The project is curated by artist Edmund de Waal, and is an exploration of the colour white, its meaning and impact and its role in different contexts. De Waal has collected a number of white objects for display, each of which is very different. The objects include books, sculptures, paintings and photographs.

Edmund de Waal, who has written a forthcoming book relating to this topic – The White Road – is best known for his memoir The Hare with Amber Eyes. That very same hare is on display in this exhibition: created around 1880, and attributed to Sawaki Rizo Masatoshi.

Some of de Waal’s own white sculptures are visible here, and other varied pieces are also displayed, including a bust of a woman from the late fifteenth century, sculpted after Francesco Laurana. My favourite, however, was the South Arabian calcite alabaster anthropormorphic stele, carved in the first century BC or AD.

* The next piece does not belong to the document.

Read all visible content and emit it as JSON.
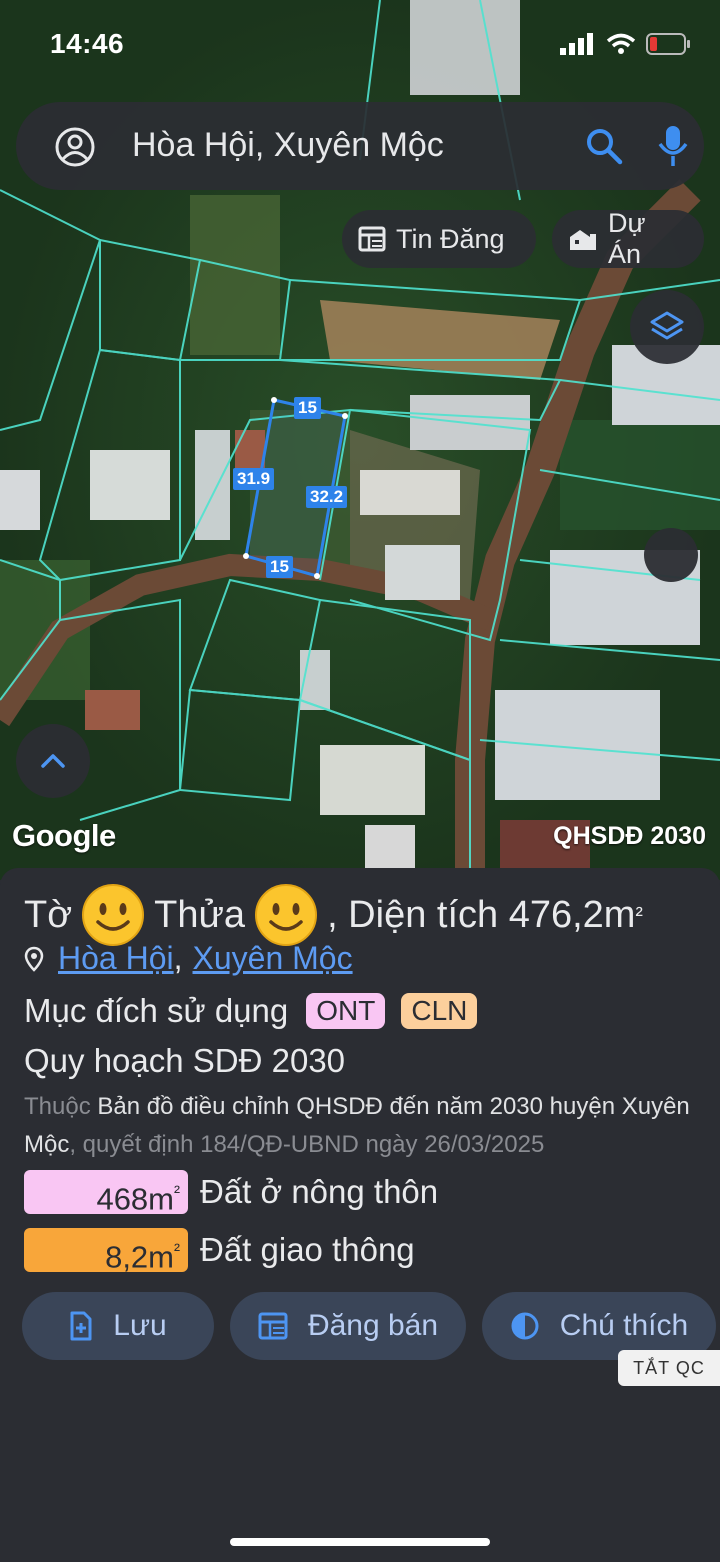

Images included Garry Fabian Miller’s It’s Open Clear Light from 2014–15, as well as Horatio Ross’ Fir trees on the banks of Dornoch Firth between Ardgay and Fearn of around 1850. In terms of the written word, the manuscript of John Cage’s 4’33” and the white page from Laurence Sterne’s Tristram Shandy were also displayed.

The exhibition explored what the colour white might mean, revealing its lack of neutrality, its blankness, purity and spirituality. It got me thinking about what the colour white means to me, what it represents. When I think of white I think of clouds, of blank paper, but most of all of the icy landscapes of the Arctic and Antarctic. What does white mean to you?